Но сегодня плохое настроение было не у Тима, а у юноши. Он зло оттолкнул пытавшегося улечься у его ног пса, и тот, обиженный, убрался восвояси.
Юношу мучили навязчивые мысли. Жажда общения жила в нем, как язва, постоянно ноющая, кровоточащая, разъедавшая изнутри. Он должен был понять, почему его изолировали от людей, почему посадили за высокую глухую ограду. Его терзали сотни вопросов, так и остававшихся без ответа.

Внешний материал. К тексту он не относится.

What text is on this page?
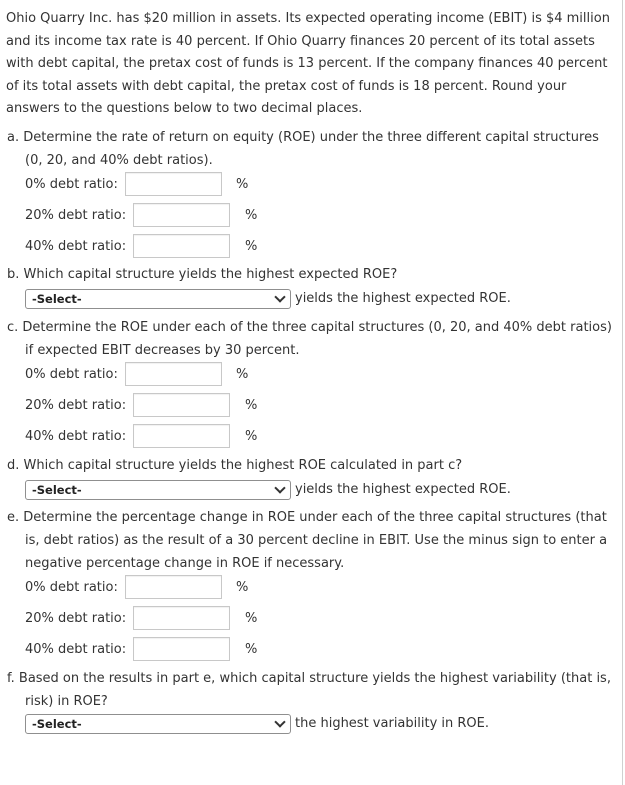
Ohio Quarry Inc. has $20 million in assets. Its expected operating income (EBIT) is $4 million and its income tax rate is 40 percent. If Ohio Quarry finances 20 percent of its total assets with debt capital, the pretax cost of funds is 13 percent. If the company finances 40 percent of its total assets with debt capital, the pretax cost of funds is 18 percent. Round your answers to the questions below to two decimal places.
a. Determine the rate of return on equity (ROE) under the three different capital structures
(0, 20, and 40% debt ratios).
0% debt ratio:	%
20% debt ratio:	%
40% debt ratio:	%
b. Which capital structure yields the highest expected ROE?
-Select-	yields the highest expected ROE.
c. Determine the ROE under each of the three capital structures (0, 20, and 40% debt ratios)
if expected EBIT decreases by 30 percent.
0% debt ratio:	%
20% debt ratio:	%
40% debt ratio:	%
d. Which capital structure yields the highest ROE calculated in part c?
-Select-	yields the highest expected ROE.
e. Determine the percentage change in ROE under each of the three capital structures (that
is, debt ratios) as the result of a 30 percent decline in EBIT. Use the minus sign to enter a
negative percentage change in ROE if necessary.
0% debt ratio:	%
20% debt ratio:	%
40% debt ratio:	%
f. Based on the results in part e, which capital structure yields the highest variability (that is,
risk) in ROE?
-Select-	the highest variability in ROE.
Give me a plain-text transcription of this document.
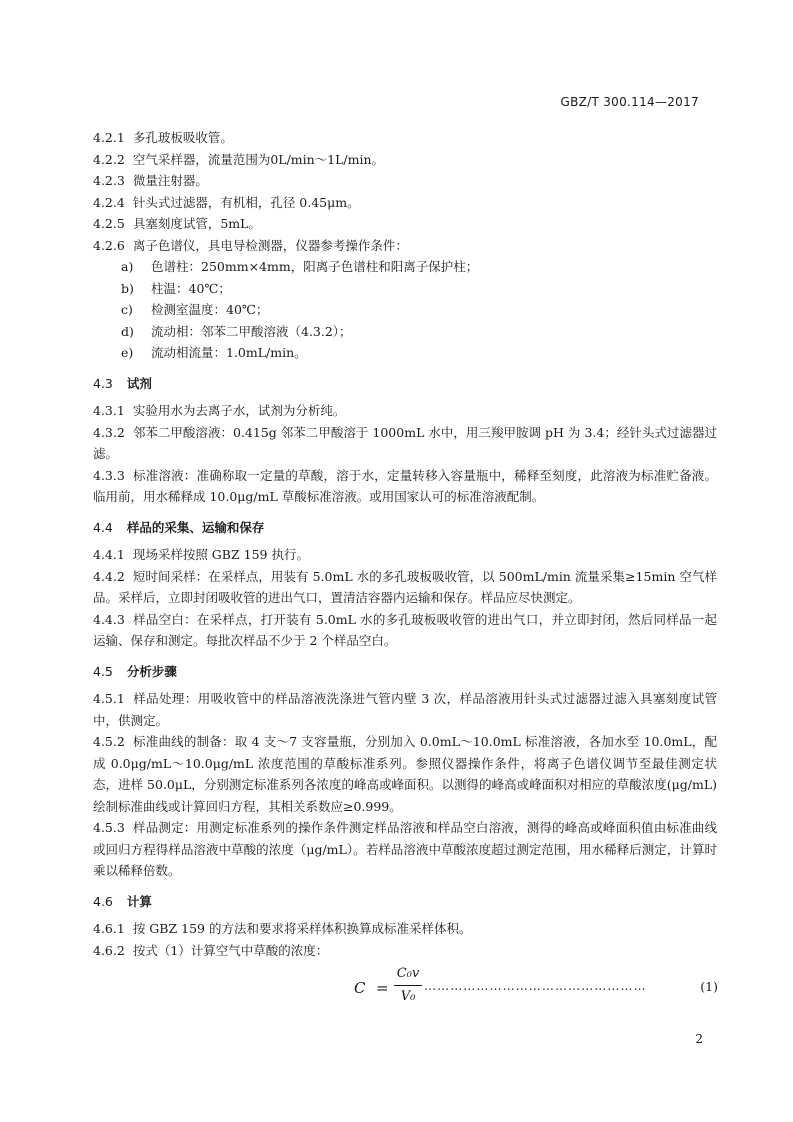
GBZ/T 300.114—2017

4.2.1 多孔玻板吸收管。

4.2.2 空气采样器，流量范围为0L/min～1L/min。

4.2.3 微量注射器。

4.2.4 针头式过滤器，有机相，孔径 0.45μm。

4.2.5 具塞刻度试管，5mL。

4.2.6 离子色谱仪，具电导检测器，仪器参考操作条件：

a) 色谱柱：250mm×4mm，阳离子色谱柱和阳离子保护柱；
b) 柱温：40℃；
c) 检测室温度：40℃；
d) 流动相：邻苯二甲酸溶液（4.3.2）；
e) 流动相流量：1.0mL/min。
4.3 试剂

4.3.1 实验用水为去离子水，试剂为分析纯。

4.3.2 邻苯二甲酸溶液：0.415g 邻苯二甲酸溶于 1000mL 水中，用三羧甲胺调 pH 为 3.4；经针头式过滤器过滤。

4.3.3 标准溶液：准确称取一定量的草酸，溶于水，定量转移入容量瓶中，稀释至刻度，此溶液为标准贮备液。临用前，用水稀释成 10.0μg/mL 草酸标准溶液。或用国家认可的标准溶液配制。

4.4 样品的采集、运输和保存

4.4.1 现场采样按照 GBZ 159 执行。

4.4.2 短时间采样：在采样点，用装有 5.0mL 水的多孔玻板吸收管，以 500mL/min 流量采集≥15min 空气样品。采样后，立即封闭吸收管的进出气口，置清洁容器内运输和保存。样品应尽快测定。

4.4.3 样品空白：在采样点，打开装有 5.0mL 水的多孔玻板吸收管的进出气口，并立即封闭，然后同样品一起运输、保存和测定。每批次样品不少于 2 个样品空白。

4.5 分析步骤

4.5.1 样品处理：用吸收管中的样品溶液洗涤进气管内壁 3 次，样品溶液用针头式过滤器过滤入具塞刻度试管中，供测定。

4.5.2 标准曲线的制备：取 4 支～7 支容量瓶，分别加入 0.0mL～10.0mL 标准溶液，各加水至 10.0mL，配成 0.0μg/mL～10.0μg/mL 浓度范围的草酸标准系列。参照仪器操作条件，将离子色谱仪调节至最佳测定状态，进样 50.0μL，分别测定标准系列各浓度的峰高或峰面积。以测得的峰高或峰面积对相应的草酸浓度(μg/mL)绘制标准曲线或计算回归方程，其相关系数应≥0.999。

4.5.3 样品测定：用测定标准系列的操作条件测定样品溶液和样品空白溶液，测得的峰高或峰面积值由标准曲线或回归方程得样品溶液中草酸的浓度（μg/mL）。若样品溶液中草酸浓度超过测定范围，用水稀释后测定，计算时乘以稀释倍数。

4.6 计算

4.6.1 按 GBZ 159 的方法和要求将采样体积换算成标准采样体积。

4.6.2 按式（1）计算空气中草酸的浓度：

C =
C₀v
V₀
……………………………………………	(1)
2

– Джимми! Где ты, Джимми?.. – В приступе отчаяния юноша вскочил. Забытая книга упала в траву, да так и осталась там лежать.
– Что случилось, мой мальчик? – тотчас отозвался встревоженный голос.
А минуту спустя по садовой дорожке, среди буйно разросшихся кустарников и фруктовых деревьев уже семенил плотный человек средних лет в переднике поверх закатанных до колен выцветших джинсов.
– Что случилось, Гро? – повторил он, запыхавшись.
– Не знаю, – растерянно пробормотал юноша, отворачиваясь.
– Но ты кричал. Ты звал меня, – настаивал опекун. Его лицо, заросшее дикой щетиной, выглядело взволнованным. – Тебя что-нибудь напугало?
Джимми разговаривал с юношей, как с ребенком, как делал это уже много лет, ухаживая за ним. И тот, не зная другого обращения, принимал его как должное.
– Я... я только хотел спросить, почему так давно нет Учителя. По-моему ему пора уже быть.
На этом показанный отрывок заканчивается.